Investire in realtà virtuale quanto costa? E soprattutto paga? Ci risponde Roberto Marai
Parliamo di realtà virtuale. Anni fa questa tecnologia applicata al settore entertainment si rivelò un fuoco di paglia. Parlando in termini globali, i tempi sembrano essere cambiati ora, che dice?
“Rispetto al passato, c’è stato sicuramente un miglioramento di questa tecnologia, anche in termini di attrattività nel senso che oggi il mercato offre prodotti in grado di coinvolgere in maniera più completa chi si rivolge a questo tipo di esperienze. Bisogna fare però una buona distinzione perché non tutti offrono la stessa qualità e resta il fatto che a mio avviso quelle di RV sono ancora macchine difficili da ammortare per qualsiasi sala e soprattutto per le medio-piccole”.
Nel mondo, anche in Europa, cominciano a esserci VR park e VR arcade. In Italia è una nostra impressione o siamo ancora indietro?

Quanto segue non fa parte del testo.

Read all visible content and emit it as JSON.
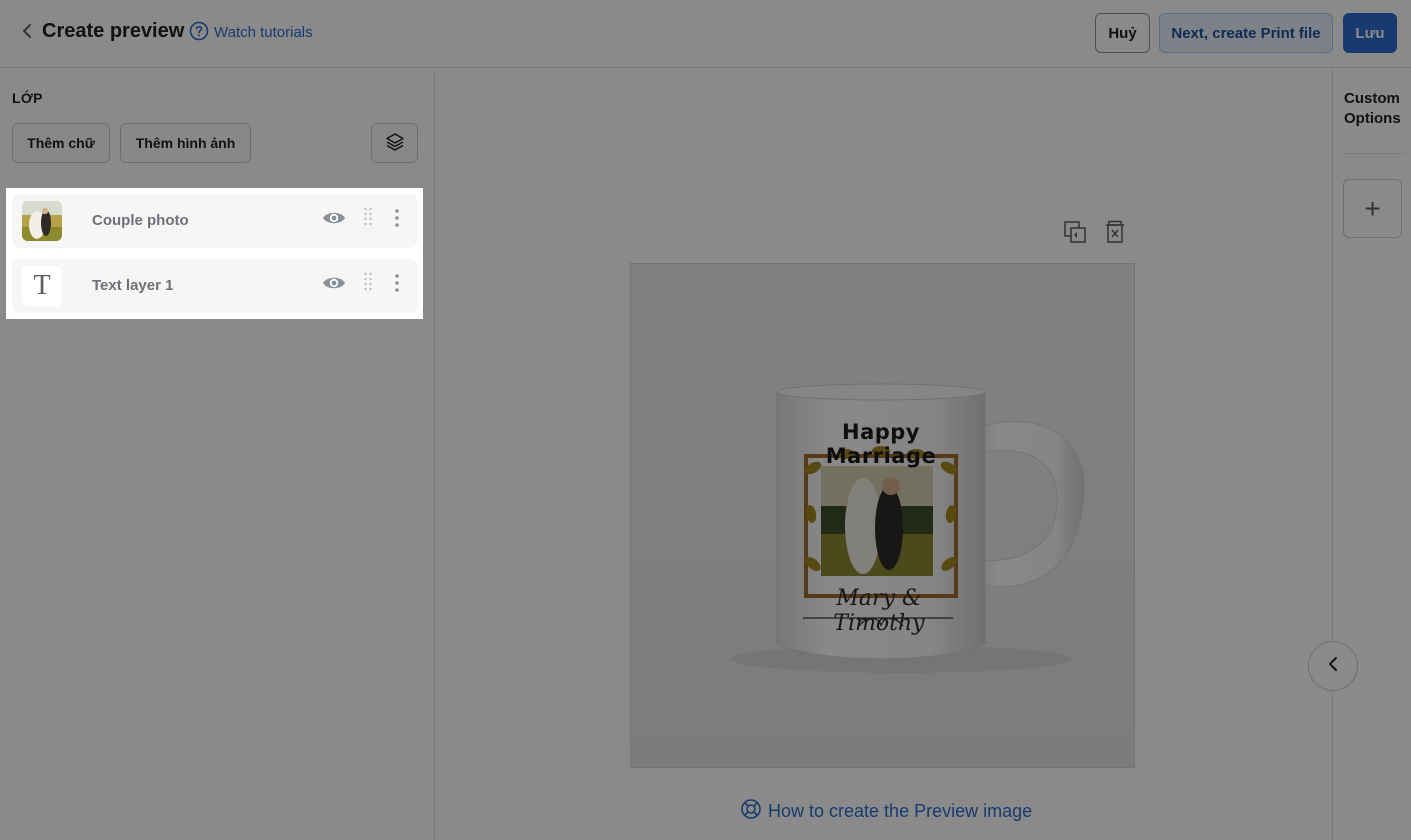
{
  "header": {
    "title": "Create preview",
    "tutorial_link": "Watch tutorials",
    "cancel_label": "Huỷ",
    "next_label": "Next, create Print file",
    "save_label": "Lưu"
  },
  "sidebar": {
    "heading": "LỚP",
    "add_text_label": "Thêm chữ",
    "add_image_label": "Thêm hình ảnh",
    "layers": [
      {
        "name": "Couple photo",
        "type": "image"
      },
      {
        "name": "Text layer 1",
        "type": "text",
        "thumb_glyph": "T"
      }
    ]
  },
  "canvas": {
    "mug_title": "Happy Marriage",
    "mug_names": "Mary & Timothy",
    "howto_link": "How to create the Preview image"
  },
  "right_panel": {
    "title": "Custom Options",
    "add_symbol": "+"
  },
  "colors": {
    "primary": "#2c6ecb",
    "overlay": "rgba(0,0,0,0.46)"
  },
  "icons": [
    "chevron-left-icon",
    "question-circle-icon",
    "layers-stack-icon",
    "eye-icon",
    "drag-handle-icon",
    "more-vertical-icon",
    "duplicate-icon",
    "delete-icon",
    "lifebuoy-icon",
    "plus-icon"
  ]
}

“No, sono d’accordo anch’io. Globalmente si stanno espandendo in fretta. Io ho avuto la possibilità di visitarne anche di molto importanti per il numero di attrazioni installate ed è stata una bella esperienza. Sarebbe bello poterne avere anche in Italia, però ad oggi il nostro mercato non ha grandi punti di aggregazione in cui poter pensare di inserire un investimento con 10-15-20 attrazioni VR diverse una dall’altra. Sarebbe fattibile, forse, solo in qualche metropoli italiana, ma anche in quel caso per ammortare le spese si dovrebbe poi contare anche su altre forme di attrazione e di incasso. La realtà virtuale, ad oggi, è un esperimento che prevede esborsi importanti non da tutti e poi la legislazione italiana è penalizzante nel senso che pone ancora tanti ostacoli che limitano diverse forme di intrattenimento”.

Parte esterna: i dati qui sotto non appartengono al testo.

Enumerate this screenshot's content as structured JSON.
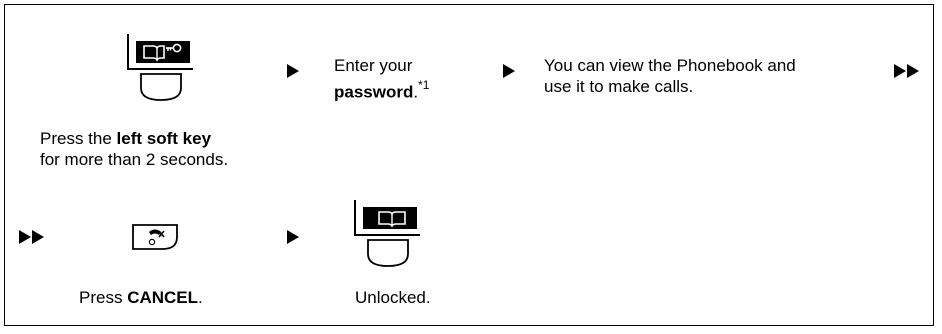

Lei, con la sua Faro Games, nel 2018 ha portato in Italia il primo apparecchio coin-op di realtà virtuale: Virtual Rabbids: The Big Ride. Sia sincero, come è stato recepito dagli operatori italiani?
“Virtual Rabbids, come anche Overtake VR che abbiamo lanciato a marzo a RAS sono macchine che abbiamo importato, proposto e piazzato per vedere che tipo di risposta poteva dare il mercato italiano e questi esperimenti non fanno altro che avvalorare quello che le dicevo prima. Anche in una sala importante ammortare macchine di quel tipo, anche una sola, ha dei costi decisamente importanti, non è così semplice ed automatico. Quello che ho però potuto sperimentare sulla mia pelle è che tutte le volte che in una location ho fatto degli investimenti (la macchina virtuale più innovativa, il simulatore di guida più costoso o le macchine redemption più originali) tutta la sala a 360° ha poi avuto delle reddittività superiori alla media e alle aspettative. Più incassi derivanti, badi bene, non esclusivamente dal singolo prodotto, tipo la realtà virtuale o il simulatore particolarmente costoso. È la proposta cumulativa di gioco e di innovazione di una sala in cui investimenti e novità vengono mantenuti costanti che porta il pubblico a frequentare quel locale più di altri posti perché là “c’è sempre qualcosa di nuovo”. Nel nostro settore questo è un concetto importante e fondamentalmente anche remunerativo”.
In conclusione, a chi consiglierebbe la realtà virtuale?
“All’operatore che ha un po’ di propensione al rischio ed è pronto a investire parecchio più dei suoi colleghi. Posso dirgli che dalla realtà virtuale otterrà un buon risultato economico. Non dovrà però focalizzarsi sul ricavo di ogni singola macchina – è probabile non riuscirà ad incassare a sufficienza per ammortare velocemente macchine costose come quelle di RV – ma sul fatto che nel tempo l’esser propositivo e innovativo lo potrà ripagare per il 15, anche 30% degli investimenti fatti e, cosa forse ancor più importante, gli porterà molti benefici in termini di presenze, permanenza in sala, consumazioni e ritorno di immagine”.